His words went far deeper than she wanted them to, far deeper than she knew she was allowing, and twisted. The truth, the wretched and horrible truth, was that she was glad he wasn't her Akheron, either. Both of them could incite a fury in her, but her own brother was something different, something far more terrifying than this one before her. There'd been a touch of him, back at Deimos' bar, but the remnants of what could've been her brother sunk again behind this god of Pain who apologized and adjusted his tie and kept his anger to words that quickly cooled again. His Styx had been happy. His Styx had been satisfied. And he had made her this.
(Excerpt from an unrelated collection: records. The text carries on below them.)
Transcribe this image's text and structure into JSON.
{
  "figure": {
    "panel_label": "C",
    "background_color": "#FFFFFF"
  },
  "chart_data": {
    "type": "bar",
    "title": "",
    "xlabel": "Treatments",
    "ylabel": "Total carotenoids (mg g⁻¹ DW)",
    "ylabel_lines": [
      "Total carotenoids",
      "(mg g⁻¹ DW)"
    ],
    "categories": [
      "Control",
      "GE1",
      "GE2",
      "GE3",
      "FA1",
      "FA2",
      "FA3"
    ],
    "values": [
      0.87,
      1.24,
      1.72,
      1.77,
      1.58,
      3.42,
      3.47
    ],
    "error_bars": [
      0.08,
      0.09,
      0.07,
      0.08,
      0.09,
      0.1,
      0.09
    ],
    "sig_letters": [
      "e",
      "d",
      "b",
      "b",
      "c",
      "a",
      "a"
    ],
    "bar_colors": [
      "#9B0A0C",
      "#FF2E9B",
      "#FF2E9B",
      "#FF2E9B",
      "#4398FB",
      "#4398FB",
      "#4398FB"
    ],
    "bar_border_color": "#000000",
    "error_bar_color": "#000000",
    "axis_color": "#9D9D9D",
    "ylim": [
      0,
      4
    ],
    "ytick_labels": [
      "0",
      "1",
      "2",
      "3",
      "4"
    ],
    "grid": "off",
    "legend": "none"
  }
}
"I wish I did," she confessed, the words out of her before she could think better of it. It had been a very, very long time since she felt contented. Pallas. Perhaps as far back as Pallas. Before Zeus, before it all. She'd been much different, then. Her laughter had never been cold.
Styx dropped her head and stared at the toes of her stiletto boots. A halfhearted shake of each ankle rendered her barefoot and she padded nearly silently on the marble floor back to the spot on the couch she'd staked as her own. Dropping into the cushions, she laid her head against the back of the couch and stared up at the arching ceiling. "You must hate it here," she said. "You must hate me."
But even as she said it, she knew it wasn't true. She would've felt it if it were true. What did he hate? Unlike her own brother, this Akheron didn't seem to run on her own power, wasn't driven by her, didn't breathe her in and out like something more precious than oxygen. Styx tilted her head to the side and stared over the velvet at the one who stood so stoically at her staircase. "What of me do you carry? Anything?"
How odd, not to be needed by Akheron. How odd and... and, she thought sadly, how wonderful for him.